When the centre embarked on the missing children project, Northcott again reached out to Siebert for help.

“Dr. Siebert’s expertise in quantitative research methods and statistical analysis was instrumental to the data collection and analysis for the project,” Northcott said, “but it was his compassion and deep commitment to the child protection aspects of the project that made him an indispensable member of our team.”

The research team

In addition to Siebert and Deare, the team includes:

The Program Evaluation and Research Lab: Meagan Haynes and Harrisen Hagens, research associates, and Paula Youmans, research assistant.

Center for School and Community Partnerships: Lindsey Turner, professor and director, and Abbey Erquiaga, associate director.

College of Education and the Department of Curriculum, Instruction and Foundational Studies: Peter Boedeker, assistant professor.

The team includes two students, Emily Hawley an undergraduate in the College of Education and Olivia Spaccasi, a graduate student in public policy at American University School of Public Affairs and an intern at the International Centre for Missing and Exploited Children.

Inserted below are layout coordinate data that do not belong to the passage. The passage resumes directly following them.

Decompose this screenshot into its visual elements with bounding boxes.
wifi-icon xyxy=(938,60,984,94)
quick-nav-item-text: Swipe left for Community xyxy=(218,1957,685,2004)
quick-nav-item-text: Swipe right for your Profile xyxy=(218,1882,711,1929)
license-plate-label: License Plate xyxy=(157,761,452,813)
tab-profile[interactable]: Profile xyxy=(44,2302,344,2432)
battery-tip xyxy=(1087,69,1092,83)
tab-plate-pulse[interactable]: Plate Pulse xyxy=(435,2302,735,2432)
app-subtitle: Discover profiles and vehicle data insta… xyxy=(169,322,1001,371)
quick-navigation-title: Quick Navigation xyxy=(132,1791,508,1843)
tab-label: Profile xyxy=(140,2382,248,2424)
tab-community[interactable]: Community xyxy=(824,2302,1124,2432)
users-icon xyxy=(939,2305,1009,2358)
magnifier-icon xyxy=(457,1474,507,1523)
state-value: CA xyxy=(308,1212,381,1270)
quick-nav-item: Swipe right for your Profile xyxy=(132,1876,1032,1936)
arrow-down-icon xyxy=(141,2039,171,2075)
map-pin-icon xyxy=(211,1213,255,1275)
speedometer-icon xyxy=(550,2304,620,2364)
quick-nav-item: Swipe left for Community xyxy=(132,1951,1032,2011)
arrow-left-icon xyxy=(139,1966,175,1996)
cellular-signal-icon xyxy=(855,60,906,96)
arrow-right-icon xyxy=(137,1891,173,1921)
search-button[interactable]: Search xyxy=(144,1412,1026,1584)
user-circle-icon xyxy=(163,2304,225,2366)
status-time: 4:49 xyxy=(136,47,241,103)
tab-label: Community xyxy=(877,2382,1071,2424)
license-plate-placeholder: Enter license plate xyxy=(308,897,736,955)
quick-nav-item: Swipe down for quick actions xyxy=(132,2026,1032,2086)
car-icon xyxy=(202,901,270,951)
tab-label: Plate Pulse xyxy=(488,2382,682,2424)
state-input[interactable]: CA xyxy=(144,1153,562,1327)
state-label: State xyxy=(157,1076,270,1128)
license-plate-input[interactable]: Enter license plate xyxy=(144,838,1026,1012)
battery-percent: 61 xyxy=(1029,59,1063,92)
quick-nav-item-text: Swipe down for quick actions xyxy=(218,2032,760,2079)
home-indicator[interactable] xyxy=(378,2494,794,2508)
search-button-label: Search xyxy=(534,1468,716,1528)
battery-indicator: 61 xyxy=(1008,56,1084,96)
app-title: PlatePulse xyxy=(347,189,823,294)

  • The International Centre for Missing and Exploited Children, founded in 1999, is a leading authority on child abduction and exploitation. The non-governmental organization operates in more than 120 countries providing resources to governments, law enforcement, and non-governmental organizations to protect children.
  • The Program Evaluation and Research Lab, or PEARL, at Boise State, founded in 2015, is part of the Center for School and Community Partnerships, housed in the College of Education. The lab’s mission is to offer research methods, data analysis, and evaluation expertise to those in need, partnering on studies and proposals, and conducting evaluations for local, state, and regional public/private organizations and institutions.